The film was shot on location in Kazimierz Dolny, Poland, with local inhabitants as extras. Based on a novella by Konrad Tom, the screenplay was written by Green. Its score was composed by Abraham Ellstein, and the lyrics to the songs were written by Itzik Manger. Jakob Jonilowicz was the photo director of the film.

It was filmed in Poland to minimize costs: the total budget was $50,000. Picon was contemplating entering English-language entertainment and had to be paid an astronomical fee in terms of Yiddish cinema, $10,000 or a fifth of the entire expenditure, to star in the main role. Besides her, all actors were Polish. The film turned into a resounding commercial success and covered the producers' expenses even before opening in the United States. When it premiered in the Ambassador movie theatre, Frank S. Nugent wrote in the New York Times: "It must be set down to her credit that, despite the fact that there is not a single new thing in the whole bag of tricks emptied on the screen, Miss Picon puts so much infectious gayety, not forgetting the proper modicum of sadness, into the action that the result is genuine entertainment." It was exported to most of Western Europe, Australia and South Africa, and was screened in the British Mandate of Palestine with Hebrew dubbing.
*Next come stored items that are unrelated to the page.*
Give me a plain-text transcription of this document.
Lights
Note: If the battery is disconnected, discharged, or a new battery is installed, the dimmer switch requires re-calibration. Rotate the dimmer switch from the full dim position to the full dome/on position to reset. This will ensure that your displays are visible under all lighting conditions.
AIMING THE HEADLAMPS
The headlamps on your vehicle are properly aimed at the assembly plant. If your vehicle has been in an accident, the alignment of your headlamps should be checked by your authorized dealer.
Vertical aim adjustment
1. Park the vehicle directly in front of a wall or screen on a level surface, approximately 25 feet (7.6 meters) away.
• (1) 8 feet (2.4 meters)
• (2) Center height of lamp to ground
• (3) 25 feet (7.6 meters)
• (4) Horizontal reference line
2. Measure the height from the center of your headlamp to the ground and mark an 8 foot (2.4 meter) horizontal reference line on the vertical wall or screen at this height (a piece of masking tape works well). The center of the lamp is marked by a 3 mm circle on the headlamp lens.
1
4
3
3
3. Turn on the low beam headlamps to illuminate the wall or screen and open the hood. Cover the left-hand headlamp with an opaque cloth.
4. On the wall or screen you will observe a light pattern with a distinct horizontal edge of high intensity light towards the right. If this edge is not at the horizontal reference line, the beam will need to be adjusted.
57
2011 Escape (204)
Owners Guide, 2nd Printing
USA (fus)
In Britain, it opened at Academy Cinema, Oxford Street, on 21 July 1937. The picture was exported outside of London and was quite a success; In a review for Night and Day from 29 July 1937, Graham Greene wrote of Yiddle: "a story in which even the music seems to have the dignity and patina of age and race. An odd feeling of freedom pervades the film full of ugly people in bowler-hats strumming in courtyards... Freedom even from the closer tyranny of a well-made script, as if the whole picture were an impromptu performance, like the stories in the Decameron." Several copies were sent to Nazi Germany, where Jews were not allowed to attend regular cinemas, and viewing was restricted to "members of the Jewish Race." Premiere in the hall of the Jüdischer Kulturbund took place on 2 May 1938, and it then ran in communities across Germany.

In 1956, a remastered version, fully dubbed into English, was released in New York for a short run, bearing the title Castles in the Sky.

==Reception==
Writing for Night and Day in 1937, Graham Greene gave the film a good review, noting that "[a]n odd feeling of freedom pervades the film [...] as if the whole picture were an impromptu performance".